想了想,朱有建目光掃視著台下眾人,眼神中透著一絲狡黠,又叮囑道:
“朕建議你們多拉些人入夥,人多力量大嘛。到時候,朕就算想反悔,也得好好掂量掂量,是不是?”
那話裡話外,似是在鼓勵朝臣們壯大勢力,又仿佛暗藏著一種彆樣的威脅,讓眾人一時摸不著頭腦。
說著,朱有建衝王承恩微微頷首,示意他展開地圖。
王承恩連忙應了一聲“諾”,小心翼翼地將地圖緩緩展開。
這張圖是萬曆年間新摹製的版本,乃是參考了西洋輿圖繪製而成,其繪製工藝極為精細。
隻見那地圖之上,山川河流蜿蜒曲折,仿若一條條靈動的墨線;
城池關隘星羅棋布,好似一顆顆璀璨的星辰。
每一處地形地貌都栩栩如生,一目了然,而且還增添了很多詳細的標注,諸如各地的物產資源、人口分布、道路走向等等。
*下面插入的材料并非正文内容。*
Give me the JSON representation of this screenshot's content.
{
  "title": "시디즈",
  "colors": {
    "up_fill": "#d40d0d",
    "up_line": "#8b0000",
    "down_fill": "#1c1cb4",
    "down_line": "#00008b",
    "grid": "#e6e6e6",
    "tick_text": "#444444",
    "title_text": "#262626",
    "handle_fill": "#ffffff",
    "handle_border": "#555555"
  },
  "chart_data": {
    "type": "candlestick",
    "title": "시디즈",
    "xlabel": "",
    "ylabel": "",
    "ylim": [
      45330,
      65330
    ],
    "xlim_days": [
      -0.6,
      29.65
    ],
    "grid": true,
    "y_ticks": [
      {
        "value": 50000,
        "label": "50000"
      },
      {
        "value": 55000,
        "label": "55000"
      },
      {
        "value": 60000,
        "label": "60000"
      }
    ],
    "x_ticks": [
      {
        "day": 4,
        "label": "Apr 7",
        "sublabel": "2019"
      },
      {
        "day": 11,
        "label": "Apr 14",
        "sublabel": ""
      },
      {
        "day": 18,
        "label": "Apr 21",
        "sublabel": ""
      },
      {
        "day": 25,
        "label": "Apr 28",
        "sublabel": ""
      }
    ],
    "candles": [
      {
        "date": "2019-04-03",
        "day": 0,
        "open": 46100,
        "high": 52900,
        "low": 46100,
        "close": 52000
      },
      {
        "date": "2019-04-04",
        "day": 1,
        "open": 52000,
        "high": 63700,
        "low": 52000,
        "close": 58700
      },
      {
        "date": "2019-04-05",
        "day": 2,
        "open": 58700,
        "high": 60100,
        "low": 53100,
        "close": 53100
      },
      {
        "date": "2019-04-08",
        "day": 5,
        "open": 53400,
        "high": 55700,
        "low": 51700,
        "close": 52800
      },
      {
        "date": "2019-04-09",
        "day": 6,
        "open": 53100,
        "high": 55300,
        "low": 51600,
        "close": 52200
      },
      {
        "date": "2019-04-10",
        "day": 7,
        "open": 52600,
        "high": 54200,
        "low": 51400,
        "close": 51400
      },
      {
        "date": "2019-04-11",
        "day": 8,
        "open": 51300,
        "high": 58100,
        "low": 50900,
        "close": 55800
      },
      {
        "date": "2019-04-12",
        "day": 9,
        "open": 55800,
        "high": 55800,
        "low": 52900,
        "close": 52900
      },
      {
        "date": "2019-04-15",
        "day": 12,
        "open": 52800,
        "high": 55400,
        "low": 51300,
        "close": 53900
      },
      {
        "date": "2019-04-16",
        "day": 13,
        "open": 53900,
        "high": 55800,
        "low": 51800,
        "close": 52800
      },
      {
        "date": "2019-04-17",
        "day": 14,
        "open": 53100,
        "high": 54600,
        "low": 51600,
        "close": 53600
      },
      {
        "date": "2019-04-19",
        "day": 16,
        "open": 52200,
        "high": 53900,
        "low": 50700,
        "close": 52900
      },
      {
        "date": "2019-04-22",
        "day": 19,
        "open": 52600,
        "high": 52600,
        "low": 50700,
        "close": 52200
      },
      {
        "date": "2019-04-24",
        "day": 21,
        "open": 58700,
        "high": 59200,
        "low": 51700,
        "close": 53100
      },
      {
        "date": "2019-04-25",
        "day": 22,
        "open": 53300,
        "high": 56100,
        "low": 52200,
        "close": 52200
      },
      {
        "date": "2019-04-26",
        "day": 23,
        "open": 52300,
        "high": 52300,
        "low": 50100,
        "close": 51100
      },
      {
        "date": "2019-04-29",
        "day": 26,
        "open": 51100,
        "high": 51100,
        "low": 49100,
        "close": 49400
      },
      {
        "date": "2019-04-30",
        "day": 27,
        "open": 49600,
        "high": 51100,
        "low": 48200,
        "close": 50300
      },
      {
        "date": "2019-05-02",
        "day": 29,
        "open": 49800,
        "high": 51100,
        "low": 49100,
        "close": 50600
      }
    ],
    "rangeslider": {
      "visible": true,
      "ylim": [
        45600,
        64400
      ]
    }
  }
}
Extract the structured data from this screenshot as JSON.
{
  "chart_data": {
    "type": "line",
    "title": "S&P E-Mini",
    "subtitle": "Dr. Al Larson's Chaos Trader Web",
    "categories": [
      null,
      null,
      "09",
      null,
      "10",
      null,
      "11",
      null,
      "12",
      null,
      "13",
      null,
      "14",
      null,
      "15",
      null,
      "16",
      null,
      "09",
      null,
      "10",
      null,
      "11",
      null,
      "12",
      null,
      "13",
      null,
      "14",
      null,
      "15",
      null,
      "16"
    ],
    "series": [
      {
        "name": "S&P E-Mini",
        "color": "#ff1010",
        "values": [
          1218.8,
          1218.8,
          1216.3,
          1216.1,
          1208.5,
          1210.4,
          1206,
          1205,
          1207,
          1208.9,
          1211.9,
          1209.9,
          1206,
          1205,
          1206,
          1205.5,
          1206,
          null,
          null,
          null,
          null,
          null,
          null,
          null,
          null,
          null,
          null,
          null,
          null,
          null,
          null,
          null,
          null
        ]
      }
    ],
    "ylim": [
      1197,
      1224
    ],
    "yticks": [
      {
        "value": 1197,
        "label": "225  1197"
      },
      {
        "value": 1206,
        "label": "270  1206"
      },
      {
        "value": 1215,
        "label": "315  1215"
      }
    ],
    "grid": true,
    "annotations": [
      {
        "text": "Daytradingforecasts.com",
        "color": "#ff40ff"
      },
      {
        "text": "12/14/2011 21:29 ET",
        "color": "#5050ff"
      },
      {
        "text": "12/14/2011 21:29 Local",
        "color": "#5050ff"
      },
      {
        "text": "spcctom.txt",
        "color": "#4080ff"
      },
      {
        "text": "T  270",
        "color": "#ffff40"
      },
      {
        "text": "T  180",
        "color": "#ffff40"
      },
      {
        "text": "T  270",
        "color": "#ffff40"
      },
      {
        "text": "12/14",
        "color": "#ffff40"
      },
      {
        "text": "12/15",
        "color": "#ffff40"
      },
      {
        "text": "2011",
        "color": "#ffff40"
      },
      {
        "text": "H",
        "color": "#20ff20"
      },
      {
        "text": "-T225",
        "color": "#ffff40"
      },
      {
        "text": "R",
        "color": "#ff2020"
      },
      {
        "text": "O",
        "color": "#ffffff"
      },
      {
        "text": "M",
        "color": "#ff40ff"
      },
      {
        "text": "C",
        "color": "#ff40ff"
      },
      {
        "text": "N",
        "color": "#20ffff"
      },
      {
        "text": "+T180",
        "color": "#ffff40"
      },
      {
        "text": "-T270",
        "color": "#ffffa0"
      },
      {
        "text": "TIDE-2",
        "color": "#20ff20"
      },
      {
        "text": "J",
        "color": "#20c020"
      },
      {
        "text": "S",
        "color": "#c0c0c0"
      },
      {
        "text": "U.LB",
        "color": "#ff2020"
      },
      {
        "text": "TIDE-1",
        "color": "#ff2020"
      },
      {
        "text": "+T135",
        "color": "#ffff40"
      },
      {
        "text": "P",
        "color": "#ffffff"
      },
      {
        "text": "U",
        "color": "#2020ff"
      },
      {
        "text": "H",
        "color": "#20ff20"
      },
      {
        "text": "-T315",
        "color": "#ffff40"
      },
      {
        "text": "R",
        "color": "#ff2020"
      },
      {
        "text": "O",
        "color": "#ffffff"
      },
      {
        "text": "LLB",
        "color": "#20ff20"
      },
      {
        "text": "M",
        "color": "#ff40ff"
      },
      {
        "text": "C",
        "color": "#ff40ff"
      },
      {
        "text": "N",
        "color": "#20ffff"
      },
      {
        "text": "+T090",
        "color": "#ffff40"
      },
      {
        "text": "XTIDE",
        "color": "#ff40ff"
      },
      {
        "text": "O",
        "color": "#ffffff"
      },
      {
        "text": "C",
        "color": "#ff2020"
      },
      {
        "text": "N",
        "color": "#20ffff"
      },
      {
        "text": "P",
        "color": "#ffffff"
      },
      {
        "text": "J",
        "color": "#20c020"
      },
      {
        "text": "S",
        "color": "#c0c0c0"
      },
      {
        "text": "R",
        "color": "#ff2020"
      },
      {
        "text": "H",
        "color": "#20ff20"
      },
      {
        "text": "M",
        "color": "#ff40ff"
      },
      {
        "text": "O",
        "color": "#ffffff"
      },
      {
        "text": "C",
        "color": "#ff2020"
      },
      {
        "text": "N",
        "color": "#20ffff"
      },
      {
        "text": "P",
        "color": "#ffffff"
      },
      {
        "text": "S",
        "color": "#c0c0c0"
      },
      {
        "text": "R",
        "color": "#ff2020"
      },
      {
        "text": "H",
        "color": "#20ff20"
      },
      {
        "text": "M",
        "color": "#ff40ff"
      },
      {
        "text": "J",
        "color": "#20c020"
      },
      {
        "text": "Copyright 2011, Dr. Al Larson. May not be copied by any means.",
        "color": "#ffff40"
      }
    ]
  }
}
無一不詳儘入微,仿佛是一幅大明王朝的微觀縮影,展現在眾人眼前。
朱有建手指著地圖上的山西、河南、陝西、寧夏等地,目光如炬,眼神中透著一股狠厲與決絕。
大片疆土在他的指尖之下,仿佛都成了可以隨意劃分的籌碼。
他高聲說道:
“闖賊精銳如今都聚集在宣府,他們占領的這些地方,守兵大多是烏合之眾,要不就是投降的衛所兵,戰鬥力怎麼樣,想必大家心裡都清楚。
這些城池,誰家要是能占領,就歸誰家。
要是大家一起合力,戰後統一分配,人人都有份!”
那聲音慷慨激昂,在朝堂之中回蕩,仿佛在點燃眾人心中的欲望之火。
眾朝臣聽到這話,原本低垂的腦袋瞬間抬起,眼睛裡都閃過一絲貪婪的光。
他們心中暗自盤算著,要是皇帝真敢下這道聖旨,那可真值得拚一把。
家丁是自家養的,平日裡就忠心耿耿,私兵也是多年積攢下來的力量,雖然人數不多,但都是精銳。
武器裝備雖說籌備起來不容易,可在座的哪家不是富得流油,手頭上沒個幾十萬兩白銀?
咬咬牙,總能想辦法湊齊。
況且,要是皇帝這戰法真像他說的那麼神,彆說闖賊了,就是關外那些虎視眈眈的韃子,也能給他們殺個片甲不留。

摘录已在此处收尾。